The company behind Special K and Frosted Flakes reported a 4.7 per cent rise in sales to $3.4bn in the three months to end of March, topping Wall Street’s forecast for $3.3bn.
Shares were up nearly 3 per cent in early trade on Thursday to $58.
The sales gain came despite another quarter of decline in cereal sales in its all-important US market. The US morning foods division, which houses Kellogg’s cereal brands and was once the company’s largest in terms of revenue, saw sales fall 2.4 per cent to $691m from the same period a year ago. Organic sales at the unit dropped by a similar margin.
“Cereal consumption remained soft, though the Company made progress toward stabilising the key health and wellness brands, including Special K,” Kellogg said in a statement.
In a stunning admission earlier this year, Kellogg conceded that it can no longer hitch its future on the sales of its once iconic, albeit sugar-loaded cereal brands, which include Corn Flakes and Fruit Loops.
In an effort to reduce its reliance on US cereal sales, the company has been diversifying its product portfolio into healthier offerings. It snapped up protein bar maker RXBar for $600m last October. It has also stepped up its push into faster growing emerging markets with a deal to buy a controlling stake in privately held Brazilian food group Parati for about $429m in 2016.

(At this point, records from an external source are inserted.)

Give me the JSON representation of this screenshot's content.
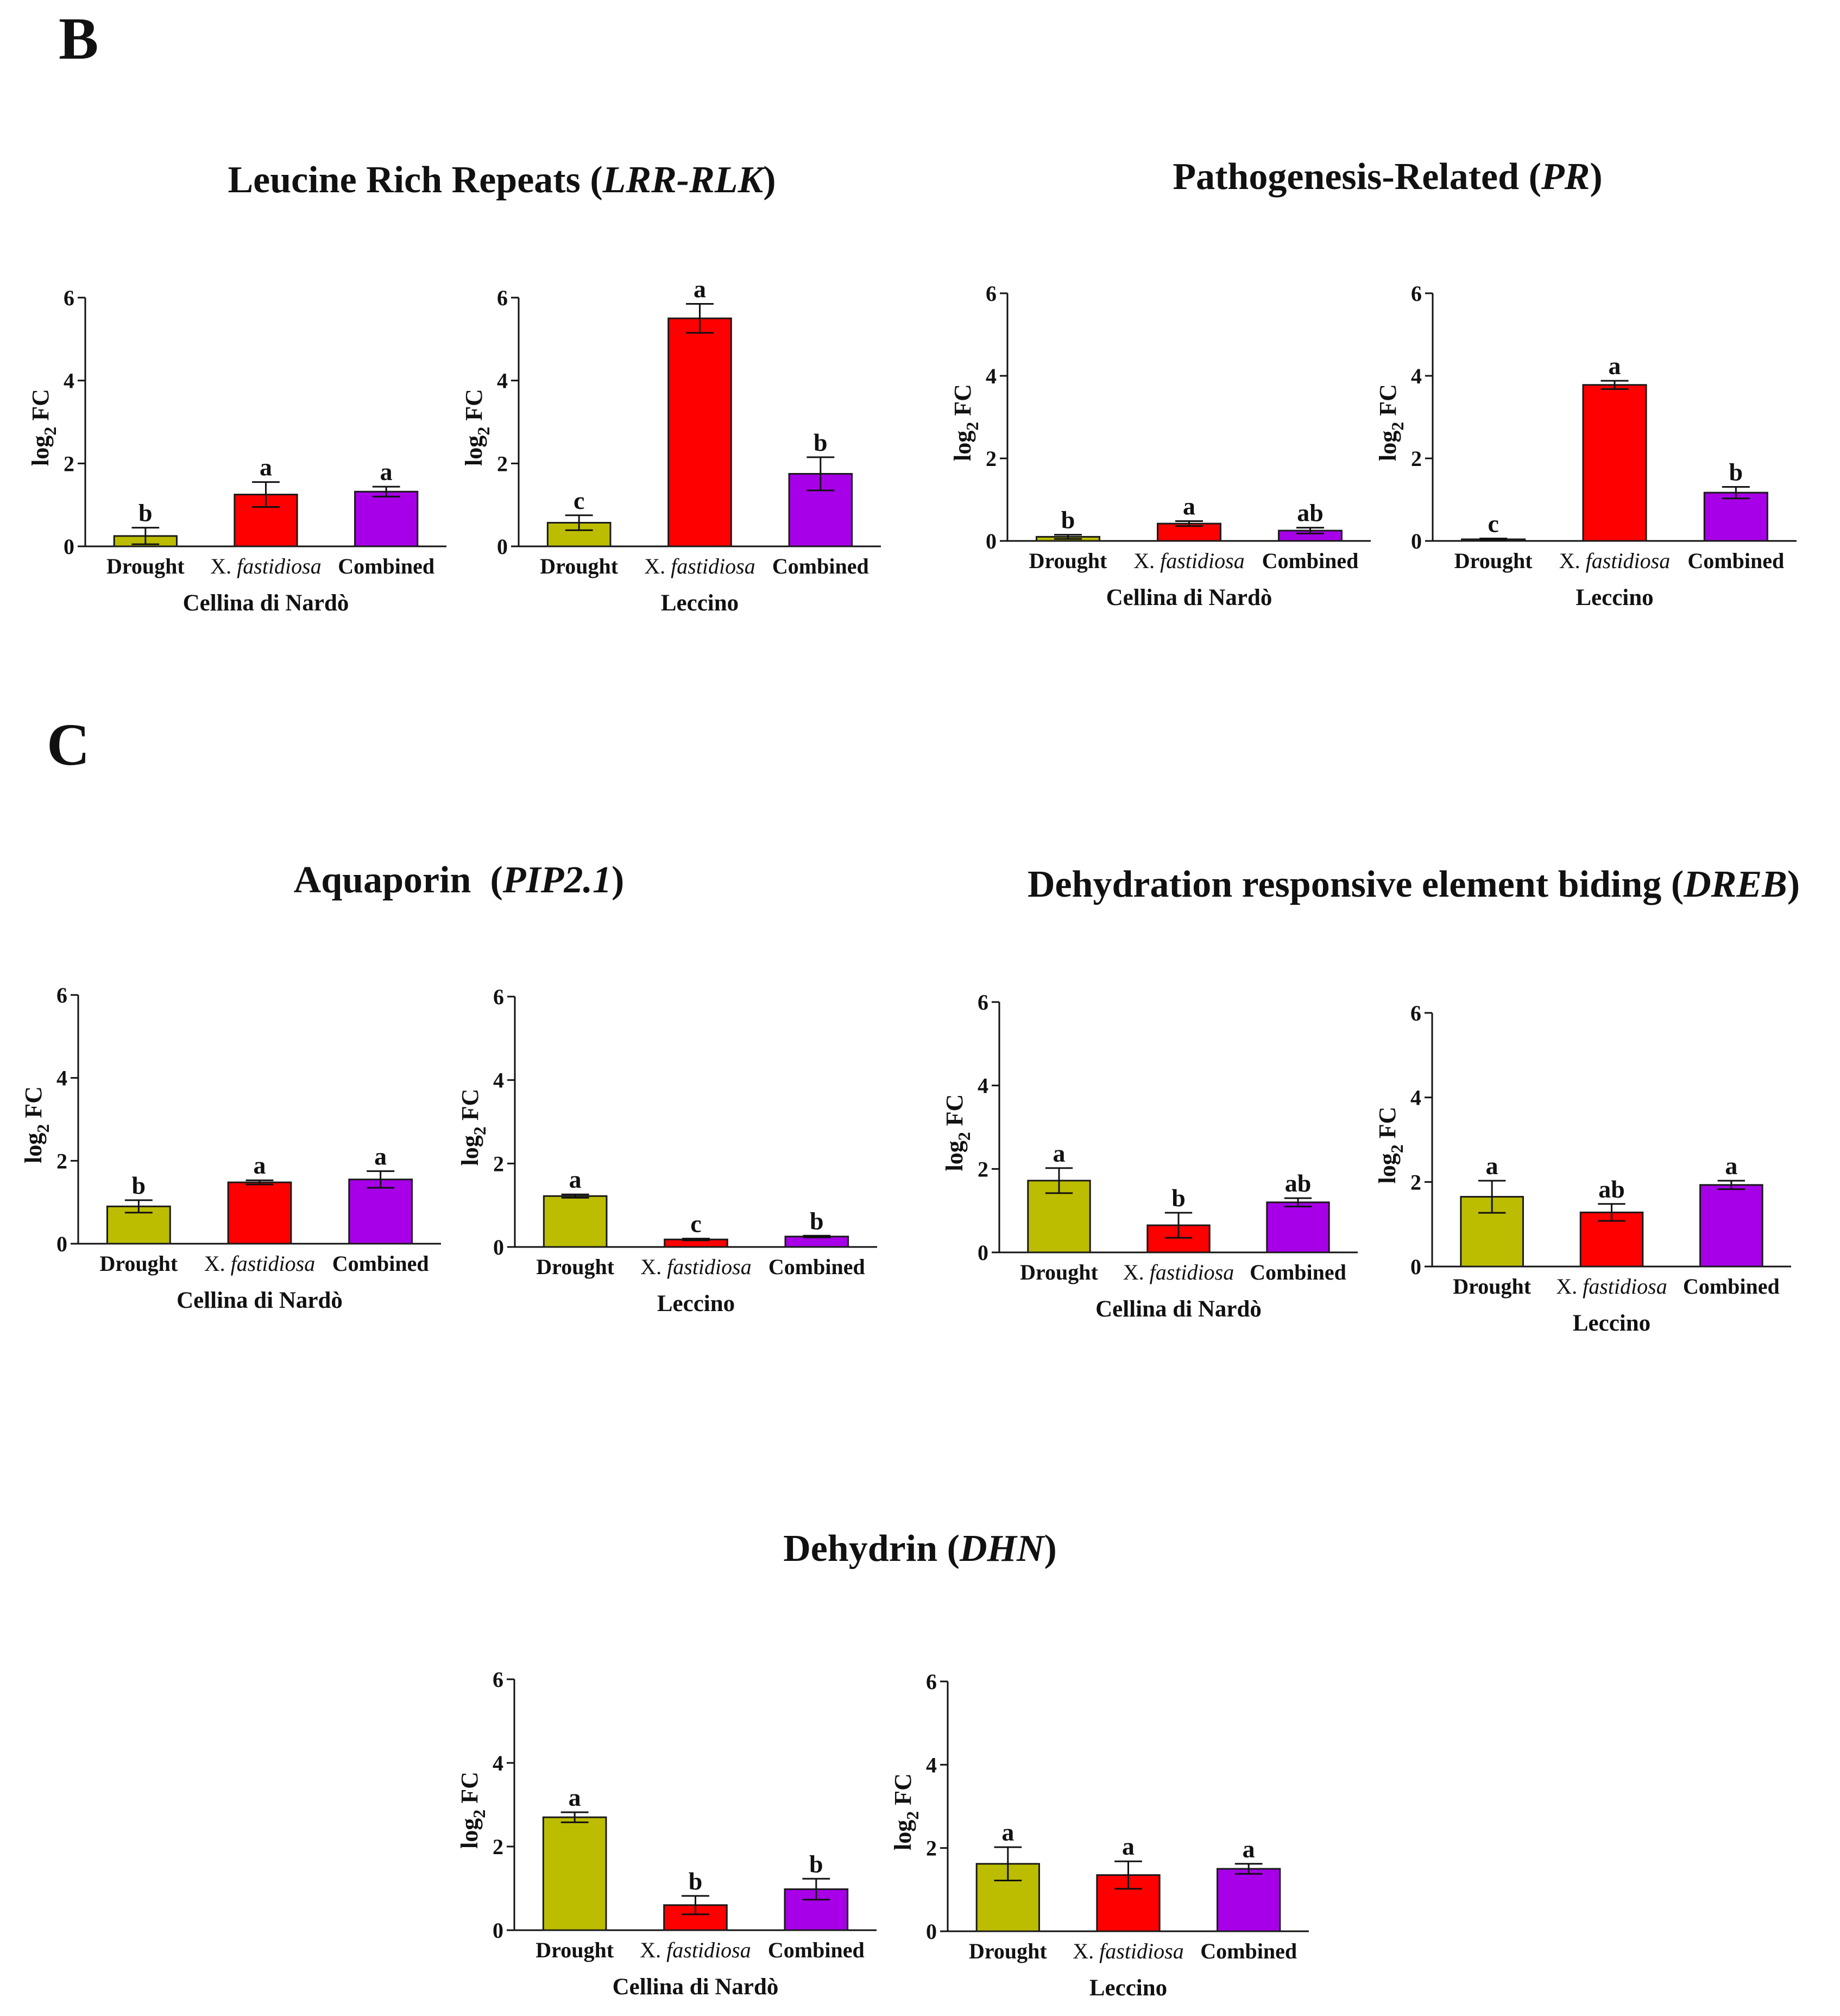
{
  "panels": [
    {
      "letter": "B"
    },
    {
      "letter": "C"
    }
  ],
  "colors": {
    "Drought": "#bcbd00",
    "X. fastidiosa": "#ff0000",
    "Combined": "#a700e8",
    "border": "#1a1a1a"
  },
  "chart_data": [
    {
      "type": "bar",
      "gene": "Leucine Rich Repeats",
      "gene_symbol": "LRR-RLK",
      "cultivar": "Cellina di Nardò",
      "categories": [
        "Drought",
        "X. fastidiosa",
        "Combined"
      ],
      "values": [
        0.25,
        1.25,
        1.32
      ],
      "errors": [
        0.2,
        0.3,
        0.12
      ],
      "significance": [
        "b",
        "a",
        "a"
      ],
      "ylabel": "log2 FC",
      "ylim": [
        0,
        6
      ],
      "yticks": [
        0,
        2,
        4,
        6
      ]
    },
    {
      "type": "bar",
      "gene": "Leucine Rich Repeats",
      "gene_symbol": "LRR-RLK",
      "cultivar": "Leccino",
      "categories": [
        "Drought",
        "X. fastidiosa",
        "Combined"
      ],
      "values": [
        0.57,
        5.5,
        1.75
      ],
      "errors": [
        0.18,
        0.35,
        0.4
      ],
      "significance": [
        "c",
        "a",
        "b"
      ],
      "ylabel": "log2 FC",
      "ylim": [
        0,
        6
      ],
      "yticks": [
        0,
        2,
        4,
        6
      ]
    },
    {
      "type": "bar",
      "gene": "Pathogenesis-Related",
      "gene_symbol": "PR",
      "cultivar": "Cellina di Nardò",
      "categories": [
        "Drought",
        "X. fastidiosa",
        "Combined"
      ],
      "values": [
        0.1,
        0.42,
        0.25
      ],
      "errors": [
        0.05,
        0.06,
        0.07
      ],
      "significance": [
        "b",
        "a",
        "ab"
      ],
      "ylabel": "log2 FC",
      "ylim": [
        0,
        6
      ],
      "yticks": [
        0,
        2,
        4,
        6
      ]
    },
    {
      "type": "bar",
      "gene": "Pathogenesis-Related",
      "gene_symbol": "PR",
      "cultivar": "Leccino",
      "categories": [
        "Drought",
        "X. fastidiosa",
        "Combined"
      ],
      "values": [
        0.04,
        3.78,
        1.17
      ],
      "errors": [
        0.02,
        0.1,
        0.14
      ],
      "significance": [
        "c",
        "a",
        "b"
      ],
      "ylabel": "log2 FC",
      "ylim": [
        0,
        6
      ],
      "yticks": [
        0,
        2,
        4,
        6
      ]
    },
    {
      "type": "bar",
      "gene": "Aquaporin ",
      "gene_symbol": "PIP2.1",
      "cultivar": "Cellina di Nardò",
      "categories": [
        "Drought",
        "X. fastidiosa",
        "Combined"
      ],
      "values": [
        0.9,
        1.48,
        1.55
      ],
      "errors": [
        0.15,
        0.05,
        0.2
      ],
      "significance": [
        "b",
        "a",
        "a"
      ],
      "ylabel": "log2 FC",
      "ylim": [
        0,
        6
      ],
      "yticks": [
        0,
        2,
        4,
        6
      ]
    },
    {
      "type": "bar",
      "gene": "Aquaporin ",
      "gene_symbol": "PIP2.1",
      "cultivar": "Leccino",
      "categories": [
        "Drought",
        "X. fastidiosa",
        "Combined"
      ],
      "values": [
        1.22,
        0.18,
        0.25
      ],
      "errors": [
        0.04,
        0.02,
        0.02
      ],
      "significance": [
        "a",
        "c",
        "b"
      ],
      "ylabel": "log2 FC",
      "ylim": [
        0,
        6
      ],
      "yticks": [
        0,
        2,
        4,
        6
      ]
    },
    {
      "type": "bar",
      "gene": "Dehydration responsive element biding",
      "gene_symbol": "DREB",
      "cultivar": "Cellina di Nardò",
      "categories": [
        "Drought",
        "X. fastidiosa",
        "Combined"
      ],
      "values": [
        1.72,
        0.65,
        1.2
      ],
      "errors": [
        0.3,
        0.3,
        0.1
      ],
      "significance": [
        "a",
        "b",
        "ab"
      ],
      "ylabel": "log2 FC",
      "ylim": [
        0,
        6
      ],
      "yticks": [
        0,
        2,
        4,
        6
      ]
    },
    {
      "type": "bar",
      "gene": "Dehydration responsive element biding",
      "gene_symbol": "DREB",
      "cultivar": "Leccino",
      "categories": [
        "Drought",
        "X. fastidiosa",
        "Combined"
      ],
      "values": [
        1.65,
        1.28,
        1.93
      ],
      "errors": [
        0.38,
        0.2,
        0.1
      ],
      "significance": [
        "a",
        "ab",
        "a"
      ],
      "ylabel": "log2 FC",
      "ylim": [
        0,
        6
      ],
      "yticks": [
        0,
        2,
        4,
        6
      ]
    },
    {
      "type": "bar",
      "gene": "Dehydrin",
      "gene_symbol": "DHN",
      "cultivar": "Cellina di Nardò",
      "categories": [
        "Drought",
        "X. fastidiosa",
        "Combined"
      ],
      "values": [
        2.7,
        0.6,
        0.98
      ],
      "errors": [
        0.12,
        0.22,
        0.25
      ],
      "significance": [
        "a",
        "b",
        "b"
      ],
      "ylabel": "log2 FC",
      "ylim": [
        0,
        6
      ],
      "yticks": [
        0,
        2,
        4,
        6
      ]
    },
    {
      "type": "bar",
      "gene": "Dehydrin",
      "gene_symbol": "DHN",
      "cultivar": "Leccino",
      "categories": [
        "Drought",
        "X. fastidiosa",
        "Combined"
      ],
      "values": [
        1.62,
        1.35,
        1.5
      ],
      "errors": [
        0.4,
        0.33,
        0.12
      ],
      "significance": [
        "a",
        "a",
        "a"
      ],
      "ylabel": "log2 FC",
      "ylim": [
        0,
        6
      ],
      "yticks": [
        0,
        2,
        4,
        6
      ]
    }
  ]
}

The gambit appears to be paying off.
Its North American Other unit, which operates brands such as Kashi Organic and RXBar, reported a 22 per cent jump in sales to $479m. That along with strong showings by Kellogg overseas helped the company offset the continued slide in its North American snack and cereal businesses.
Net income came in at $444m for the quarter, ahead of the $374m the market was expecting and up from the $266m reported in the year ago period, as cost cutting helped boost margins and its bottom line.
Looking ahead, Kellogg said it is now expects to deliver full year sales growth of 3-4 per cent on a currency-neutral basis following further investments in West African businesses. It had previously projected flat sales growth for the year.
Despite Thursday’s share price gain, the stock remains down some 14.6 per cent for the year.